The tendency in Brazil is for marijuana use to decline. Marijuana is the most widely consumed drug in the world among the 200 million individuals between the ages of 15 and 64 who use narcotics at least once a year, as well as among the 100 million who take drugs once a month.
These data are from this year’s edition of the United Nations Office on Drugs and Crime’s (UNODC) annual World Drug Report, which was released yesterday, June 26, in the UN Information Center in Rio de Janeiro.
The coordinator of the UNODC’s Drugs and HIV/AIDS Projects for Brazil and the Southern Cone, Cíntia Freitas, said that the decrease may be credited to the government’s anti-drug campaigns and greater control and inspection of marijuana traffic.
She points out that Brazil ranks sixth in the world in drug seizures and is responsible for 3% of the global total.
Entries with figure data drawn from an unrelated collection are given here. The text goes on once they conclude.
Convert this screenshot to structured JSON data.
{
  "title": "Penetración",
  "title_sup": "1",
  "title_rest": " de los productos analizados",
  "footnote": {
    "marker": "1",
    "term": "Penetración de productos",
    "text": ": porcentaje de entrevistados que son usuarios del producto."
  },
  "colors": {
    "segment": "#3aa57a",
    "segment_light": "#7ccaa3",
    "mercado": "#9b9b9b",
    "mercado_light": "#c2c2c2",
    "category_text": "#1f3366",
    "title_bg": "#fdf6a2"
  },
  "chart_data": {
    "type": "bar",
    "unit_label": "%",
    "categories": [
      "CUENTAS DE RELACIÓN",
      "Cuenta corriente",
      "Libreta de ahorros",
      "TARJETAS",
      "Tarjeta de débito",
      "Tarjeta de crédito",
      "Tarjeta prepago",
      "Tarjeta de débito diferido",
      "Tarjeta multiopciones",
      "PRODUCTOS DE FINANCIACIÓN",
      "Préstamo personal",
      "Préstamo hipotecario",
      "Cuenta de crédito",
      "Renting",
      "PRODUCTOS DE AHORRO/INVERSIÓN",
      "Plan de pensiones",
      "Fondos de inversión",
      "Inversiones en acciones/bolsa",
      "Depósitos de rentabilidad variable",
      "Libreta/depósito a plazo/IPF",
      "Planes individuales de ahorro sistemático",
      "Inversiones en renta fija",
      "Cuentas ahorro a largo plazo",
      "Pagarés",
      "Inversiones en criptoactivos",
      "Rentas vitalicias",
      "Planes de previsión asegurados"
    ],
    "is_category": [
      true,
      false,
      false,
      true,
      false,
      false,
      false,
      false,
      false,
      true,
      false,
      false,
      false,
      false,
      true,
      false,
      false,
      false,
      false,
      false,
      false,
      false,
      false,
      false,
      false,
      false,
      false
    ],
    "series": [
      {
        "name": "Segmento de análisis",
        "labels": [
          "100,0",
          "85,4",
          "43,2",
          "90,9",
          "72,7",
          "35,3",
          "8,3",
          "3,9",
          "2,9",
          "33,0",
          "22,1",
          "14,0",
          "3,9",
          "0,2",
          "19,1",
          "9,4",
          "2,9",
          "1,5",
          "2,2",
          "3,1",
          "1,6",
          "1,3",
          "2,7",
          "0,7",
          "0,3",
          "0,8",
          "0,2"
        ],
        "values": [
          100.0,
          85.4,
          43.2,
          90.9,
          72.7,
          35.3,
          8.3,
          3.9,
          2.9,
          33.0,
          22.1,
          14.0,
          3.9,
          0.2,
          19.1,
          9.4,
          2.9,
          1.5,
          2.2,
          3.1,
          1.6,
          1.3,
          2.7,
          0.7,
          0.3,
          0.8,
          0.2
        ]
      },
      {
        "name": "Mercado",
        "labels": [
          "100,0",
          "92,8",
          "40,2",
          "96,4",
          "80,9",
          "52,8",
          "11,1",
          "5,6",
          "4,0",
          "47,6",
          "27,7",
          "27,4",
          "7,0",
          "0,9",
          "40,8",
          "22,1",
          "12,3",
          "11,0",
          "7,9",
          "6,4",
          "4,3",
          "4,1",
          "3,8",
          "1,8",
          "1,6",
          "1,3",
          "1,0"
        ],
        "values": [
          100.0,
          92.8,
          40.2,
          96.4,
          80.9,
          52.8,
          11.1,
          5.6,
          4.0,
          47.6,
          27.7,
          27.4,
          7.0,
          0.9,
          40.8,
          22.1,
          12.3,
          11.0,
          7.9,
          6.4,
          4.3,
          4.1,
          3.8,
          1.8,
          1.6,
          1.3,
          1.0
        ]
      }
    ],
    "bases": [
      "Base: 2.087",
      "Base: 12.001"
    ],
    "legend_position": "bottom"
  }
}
Brazilian officials seized 200 tons of the drug in 2002 and around 155 tons in 2004.
According to data from 2001, 1% of the Brazilian population between the ages of 12 and 64 consumes marijuana at least once a year. Studies conducted by the government in schools indicate a decline in marijuana use.
The index among youth in the 10-18 age bracket fell to 6.4% in 2004, after an upswing that began in 1989 and peaked at 7.6% in 1997.